In closing, at the end of the day, I have the following questions:
Am I crazy to expect such performance in a simultaneous fashion? Is this performance good/typical/reasonable? Is more than 50 simultaneous users too much to expect on a Compact (0.5 ECU) container? Is 0.5 ECU very little? I don’t know much about ECUs. It seems low considering a Compact container can handle 400+ users in my app once they’ve logged in. In order to handle 1000 simultaneous users I’ll have to scale up to 5 Quad Containers at $317 per month each that’s $1585 per month. Handling 5000 simultaneous users would cost $7925 And all of this would be a massive overkill of CPU once my users have logged in past the burst and are just using the app.

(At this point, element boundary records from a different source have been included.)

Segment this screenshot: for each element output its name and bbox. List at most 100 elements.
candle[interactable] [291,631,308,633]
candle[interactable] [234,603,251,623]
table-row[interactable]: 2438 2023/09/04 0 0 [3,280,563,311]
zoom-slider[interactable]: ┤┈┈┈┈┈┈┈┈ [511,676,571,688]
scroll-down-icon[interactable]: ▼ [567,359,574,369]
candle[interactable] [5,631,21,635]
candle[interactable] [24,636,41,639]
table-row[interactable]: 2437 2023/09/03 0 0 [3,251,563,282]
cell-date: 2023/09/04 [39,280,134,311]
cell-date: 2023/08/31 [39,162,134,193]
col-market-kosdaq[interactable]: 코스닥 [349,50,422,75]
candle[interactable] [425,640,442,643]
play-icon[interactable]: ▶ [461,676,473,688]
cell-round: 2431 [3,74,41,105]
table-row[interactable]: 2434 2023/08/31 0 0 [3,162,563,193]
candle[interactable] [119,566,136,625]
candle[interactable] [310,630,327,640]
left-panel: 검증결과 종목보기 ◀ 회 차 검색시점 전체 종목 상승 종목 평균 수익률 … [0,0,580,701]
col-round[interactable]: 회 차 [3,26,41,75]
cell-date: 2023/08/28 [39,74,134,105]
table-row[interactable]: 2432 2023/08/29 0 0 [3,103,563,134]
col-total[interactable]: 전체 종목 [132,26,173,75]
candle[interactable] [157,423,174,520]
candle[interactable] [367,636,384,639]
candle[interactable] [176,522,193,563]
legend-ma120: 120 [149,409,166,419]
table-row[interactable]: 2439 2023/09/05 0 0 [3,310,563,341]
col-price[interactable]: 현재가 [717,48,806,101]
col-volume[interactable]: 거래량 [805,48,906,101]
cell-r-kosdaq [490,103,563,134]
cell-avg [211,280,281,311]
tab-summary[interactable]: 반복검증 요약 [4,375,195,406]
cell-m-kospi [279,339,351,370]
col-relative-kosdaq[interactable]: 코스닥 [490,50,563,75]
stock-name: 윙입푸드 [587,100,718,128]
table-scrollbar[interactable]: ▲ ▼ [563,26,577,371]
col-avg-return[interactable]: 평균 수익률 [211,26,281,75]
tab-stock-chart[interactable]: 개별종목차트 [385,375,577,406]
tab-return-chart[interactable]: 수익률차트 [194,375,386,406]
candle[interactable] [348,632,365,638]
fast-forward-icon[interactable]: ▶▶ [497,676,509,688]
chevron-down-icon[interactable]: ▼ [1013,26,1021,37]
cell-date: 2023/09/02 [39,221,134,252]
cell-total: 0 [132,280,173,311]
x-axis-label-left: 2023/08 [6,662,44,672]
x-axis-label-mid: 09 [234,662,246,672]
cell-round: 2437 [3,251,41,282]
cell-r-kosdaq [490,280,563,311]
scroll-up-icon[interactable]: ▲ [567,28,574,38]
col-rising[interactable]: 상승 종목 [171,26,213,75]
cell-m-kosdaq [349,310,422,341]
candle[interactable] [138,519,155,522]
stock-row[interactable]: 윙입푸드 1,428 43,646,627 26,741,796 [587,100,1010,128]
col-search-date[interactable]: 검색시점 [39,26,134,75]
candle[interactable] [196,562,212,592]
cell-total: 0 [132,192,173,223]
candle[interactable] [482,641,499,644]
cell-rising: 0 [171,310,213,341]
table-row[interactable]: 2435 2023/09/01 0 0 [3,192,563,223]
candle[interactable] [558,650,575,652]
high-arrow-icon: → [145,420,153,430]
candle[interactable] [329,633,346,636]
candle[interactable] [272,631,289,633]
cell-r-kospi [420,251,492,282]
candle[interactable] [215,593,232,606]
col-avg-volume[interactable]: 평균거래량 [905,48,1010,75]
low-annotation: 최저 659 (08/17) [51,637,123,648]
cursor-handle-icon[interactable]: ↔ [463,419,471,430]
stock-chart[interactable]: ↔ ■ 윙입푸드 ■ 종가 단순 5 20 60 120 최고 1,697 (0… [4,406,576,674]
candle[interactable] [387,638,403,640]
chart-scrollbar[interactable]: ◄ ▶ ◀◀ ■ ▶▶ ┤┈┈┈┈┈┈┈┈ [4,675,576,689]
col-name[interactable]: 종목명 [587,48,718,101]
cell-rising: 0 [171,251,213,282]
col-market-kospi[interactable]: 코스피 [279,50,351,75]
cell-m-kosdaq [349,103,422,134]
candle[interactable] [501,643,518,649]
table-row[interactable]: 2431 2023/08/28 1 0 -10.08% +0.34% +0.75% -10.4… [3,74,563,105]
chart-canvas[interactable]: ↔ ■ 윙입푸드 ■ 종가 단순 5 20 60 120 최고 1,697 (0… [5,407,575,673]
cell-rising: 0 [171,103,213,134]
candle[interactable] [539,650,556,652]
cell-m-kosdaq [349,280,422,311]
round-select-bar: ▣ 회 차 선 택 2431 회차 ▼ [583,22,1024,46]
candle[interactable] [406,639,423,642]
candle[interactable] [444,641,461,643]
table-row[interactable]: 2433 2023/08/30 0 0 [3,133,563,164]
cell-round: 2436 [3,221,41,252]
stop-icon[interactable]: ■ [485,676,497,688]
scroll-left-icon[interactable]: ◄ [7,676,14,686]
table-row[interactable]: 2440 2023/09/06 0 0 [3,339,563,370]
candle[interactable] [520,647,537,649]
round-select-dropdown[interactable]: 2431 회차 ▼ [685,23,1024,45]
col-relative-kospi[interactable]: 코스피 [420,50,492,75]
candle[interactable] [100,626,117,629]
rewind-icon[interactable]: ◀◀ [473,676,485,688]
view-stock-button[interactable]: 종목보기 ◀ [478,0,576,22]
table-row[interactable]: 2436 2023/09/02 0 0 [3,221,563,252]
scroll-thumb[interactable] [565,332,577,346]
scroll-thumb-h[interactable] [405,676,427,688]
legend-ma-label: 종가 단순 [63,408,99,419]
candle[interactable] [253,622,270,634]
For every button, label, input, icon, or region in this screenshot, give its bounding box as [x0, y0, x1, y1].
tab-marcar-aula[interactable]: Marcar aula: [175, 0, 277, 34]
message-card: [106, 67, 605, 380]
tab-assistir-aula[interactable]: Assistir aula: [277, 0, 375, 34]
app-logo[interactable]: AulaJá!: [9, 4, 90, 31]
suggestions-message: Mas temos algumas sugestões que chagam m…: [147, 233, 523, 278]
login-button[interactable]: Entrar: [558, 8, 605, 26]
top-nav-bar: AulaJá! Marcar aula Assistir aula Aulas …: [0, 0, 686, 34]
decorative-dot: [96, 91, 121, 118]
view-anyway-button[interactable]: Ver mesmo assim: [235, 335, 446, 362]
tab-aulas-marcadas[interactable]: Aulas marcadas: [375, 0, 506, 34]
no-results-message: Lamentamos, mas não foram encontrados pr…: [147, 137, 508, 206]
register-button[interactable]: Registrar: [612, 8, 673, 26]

Are there any strategies to handling my use-case? Is the poor performance from all the initial goodies that Meteor delivers on first download? Is there a way to hook in some other kind of server to help with this? I thought about packages like
simple:restto rebuild the front of my app in a REST-driven format, but eventually my users will need to hit the real Meteor app. And they will still be doing so in huge waves. I could try to delay their querying of data or intelligently throttle it. As long as the assumption is true that simple “less-database query-oriented” pages affect the CPU less than normal pages that query a lot. Like maybe I could create a quick-loading landing page and then get them the data from there. I’ll run another load test in my app just loading a basic “Hello” page that doesn’t query data until the user clicks a button… just to get them “into” Meteor without querying data.
Should I rebuild this part of my app in a totally different stack? Something more capable of bursts of users? Perhaps stop using Galaxy and roll my own stack to deploy with? Would switching to AWS help versus using something like Galaxy?
Sorry about the length. Thanks for reading. I thought this could help a lot of people.